Everyone knows that Motorola Mobility, Nokia, Broadcom and Qualcomm have some of the largest patent portfolios in the business. That said, RIM also has a respectable patent portfolio, and most people know that RIM has spent considerable amounts over the last decade to develop its own stacks. MMI and Nokia are scraping near the break-even level, while RIM remains hugely profitable, however, so Google would be able to pay a far bigger premium for RIM than any of those other companies.

With RIM's enterprise value near $10-billion, and other patent portfolios going for approximately $5-billion, it would appear RIM is trading at an even more amazing bargain price than first meets the eye.

Conclusion: Who else would join a bidding war?

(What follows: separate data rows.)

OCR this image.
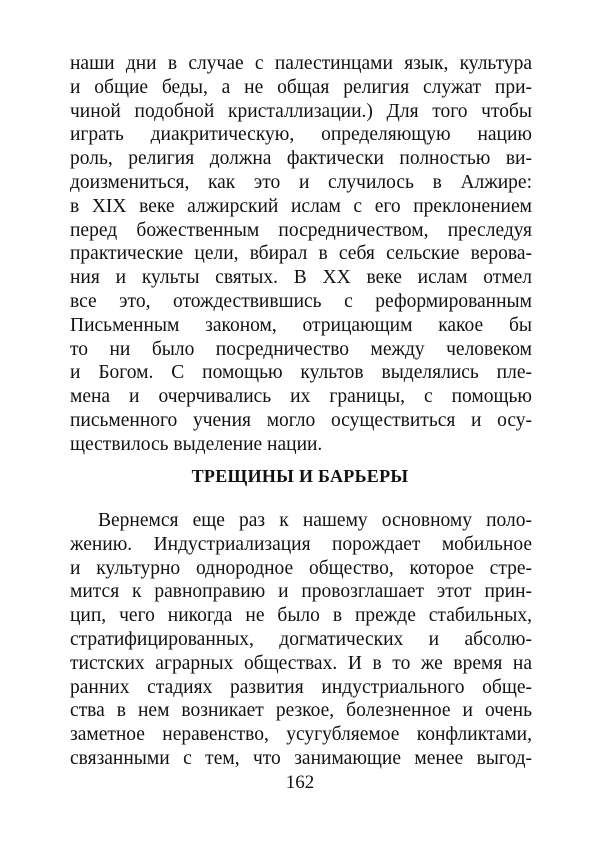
наши дни в случае с палестинцами язык, культура
и общие беды, а не общая религия служат при-
чиной подобной кристаллизации.) Для того чтобы
играть диакритическую, определяющую нацию
роль, религия должна фактически полностью ви-
доизмениться, как это и случилось в Алжире:
в XIX веке алжирский ислам с его преклонением
перед божественным посредничеством, преследуя
практические цели, вбирал в себя сельские верова-
ния и культы святых. В XX веке ислам отмел
все это, отождествившись с реформированным
Письменным законом, отрицающим какое бы
то ни было посредничество между человеком
и Богом. С помощью культов выделялись пле-
мена и очерчивались их границы, с помощью
письменного учения могло осуществиться и осу-
ществилось выделение нации.
ТРЕЩИНЫ И БАРЬЕРЫ
Вернемся еще раз к нашему основному поло-
жению. Индустриализация порождает мобильное
и культурно однородное общество, которое стре-
мится к равноправию и провозглашает этот прин-
цип, чего никогда не было в прежде стабильных,
стратифицированных, догматических и абсолю-
тистских аграрных обществах. И в то же время на
ранних стадиях развития индустриального обще-
ства в нем возникает резкое, болезненное и очень
заметное неравенство, усугубляемое конфликтами,
связанными с тем, что занимающие менее выгод-
162
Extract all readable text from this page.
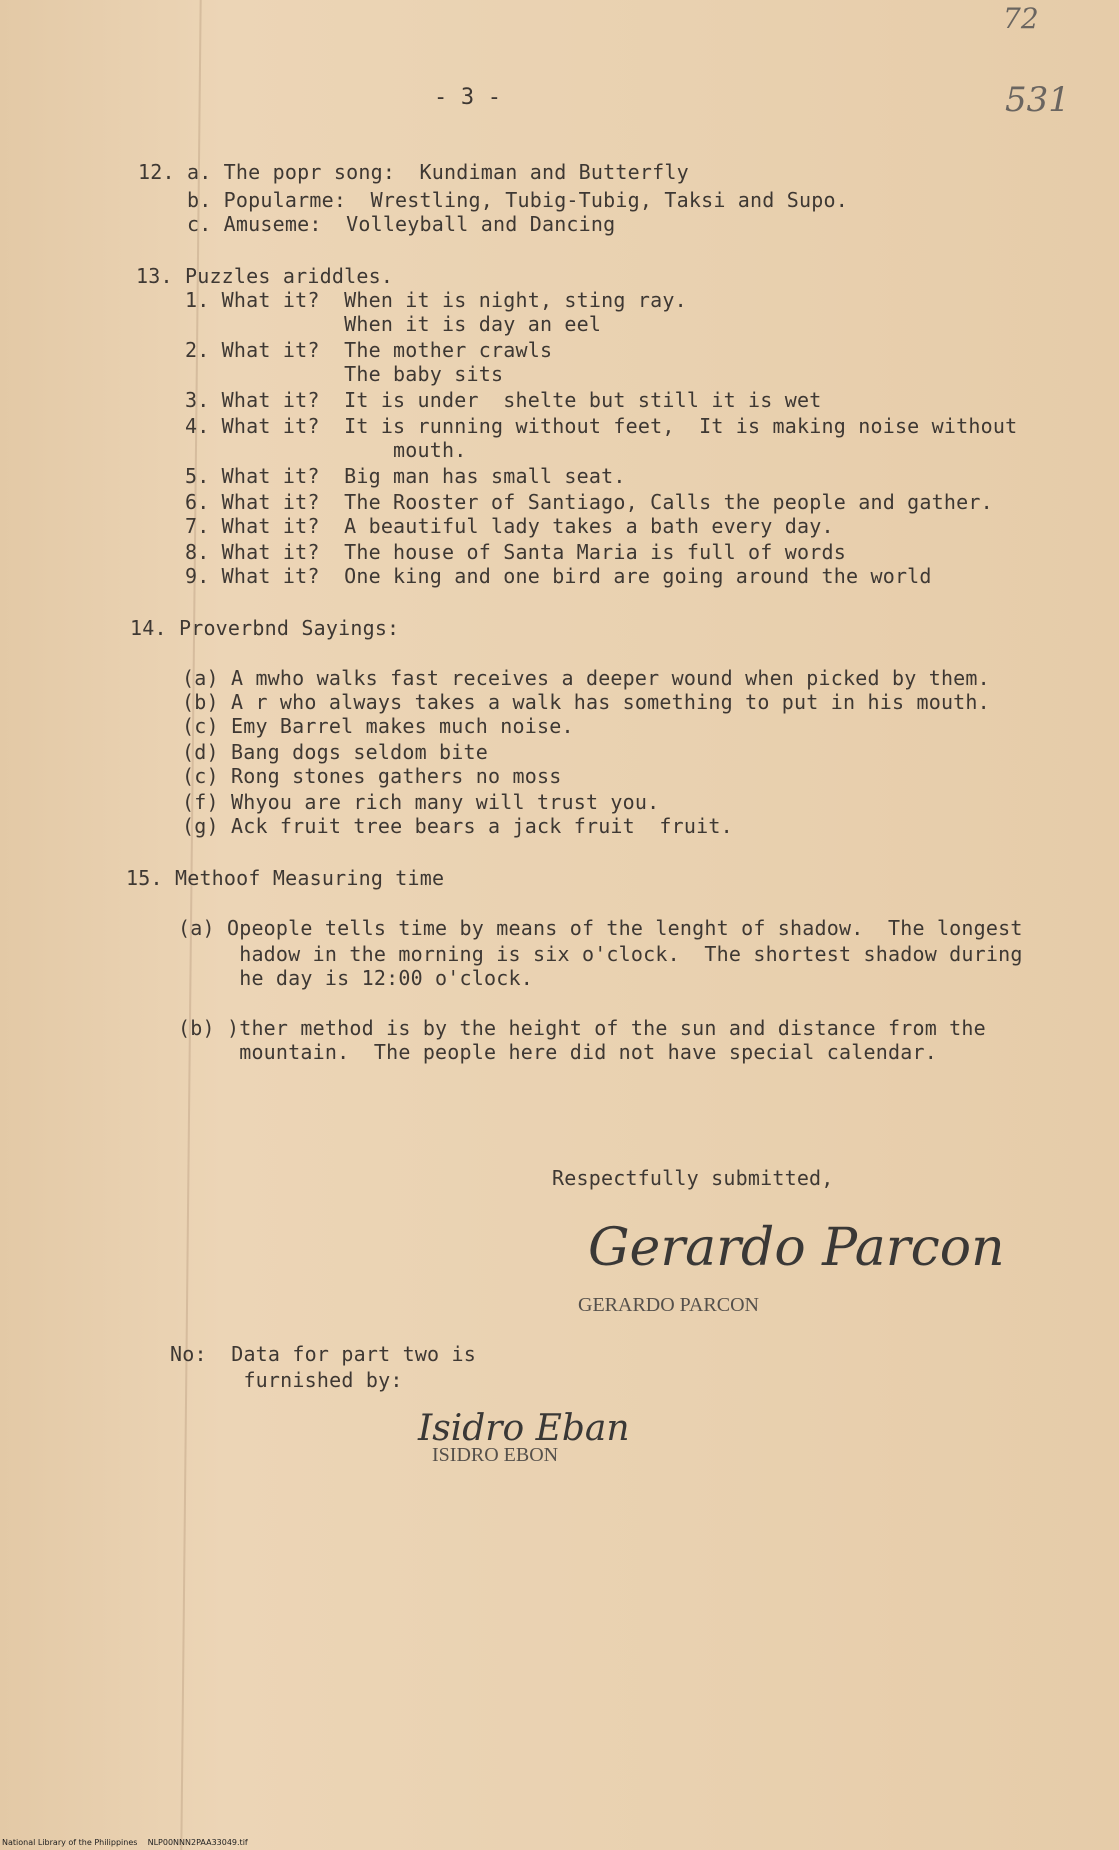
72
531
- 3 -
12. a. The popr song:  Kundiman and Butterfly
b. Popularme:  Wrestling, Tubig-Tubig, Taksi and Supo.
c. Amuseme:  Volleyball and Dancing
13. Puzzles ariddles.
1. What it?  When it is night, sting ray.
When it is day an eel
2. What it?  The mother crawls
The baby sits
3. What it?  It is under  shelte but still it is wet
4. What it?  It is running without feet,  It is making noise without
mouth.
5. What it?  Big man has small seat.
6. What it?  The Rooster of Santiago, Calls the people and gather.
7. What it?  A beautiful lady takes a bath every day.
8. What it?  The house of Santa Maria is full of words
9. What it?  One king and one bird are going around the world
14. Proverbnd Sayings:
(a) A mwho walks fast receives a deeper wound when picked by them.
(b) A r who always takes a walk has something to put in his mouth.
(c) Emy Barrel makes much noise.
(d) Bang dogs seldom bite
(c) Rong stones gathers no moss
(f) Whyou are rich many will trust you.
(g) Ack fruit tree bears a jack fruit  fruit.
15. Methoof Measuring time
(a) Opeople tells time by means of the lenght of shadow.  The longest
hadow in the morning is six o'clock.  The shortest shadow during
he day is 12:00 o'clock.
(b) )ther method is by the height of the sun and distance from the
mountain.  The people here did not have special calendar.
Respectfully submitted,
Gerardo Parcon
GERARDO PARCON
No:  Data for part two is
furnished by:
Isidro Eban
ISIDRO EBON
National Library of the Philippines    NLP00NNN2PAA33049.tif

I don't think the U.S. government – even more so than the Canadian – would allow RIM to be sold to the Chinese, or most any other non-North American company. It's just so sensitive to our national security.

So apart from Google, this leaves only a few companies as potential suitors, in order: HP, Dell, Microsoft and Motorola. Of those, HP has the muscle, Dell has sufficient muscle, Microsoft is highly unpredictable, and Motorola would have to make it more like a merger of equals. I don't think any one of them are as ready right now as Google from a motivation and financial standpoint combined, although they are all possible and should by no means be ruled out.

The platform convergence, NFC, security and patents all point to Google, in my opinion.

Anton Wahlman was a sell-side equity research analyst covering the communications technology industries from 1996 to 2008: UBS 1996-2002, Needham & Company 2002-2006, and ThinkEquity 2006-2008. At the time of publication, this writer was long AAPL, GOOG, QCOM and RIMM.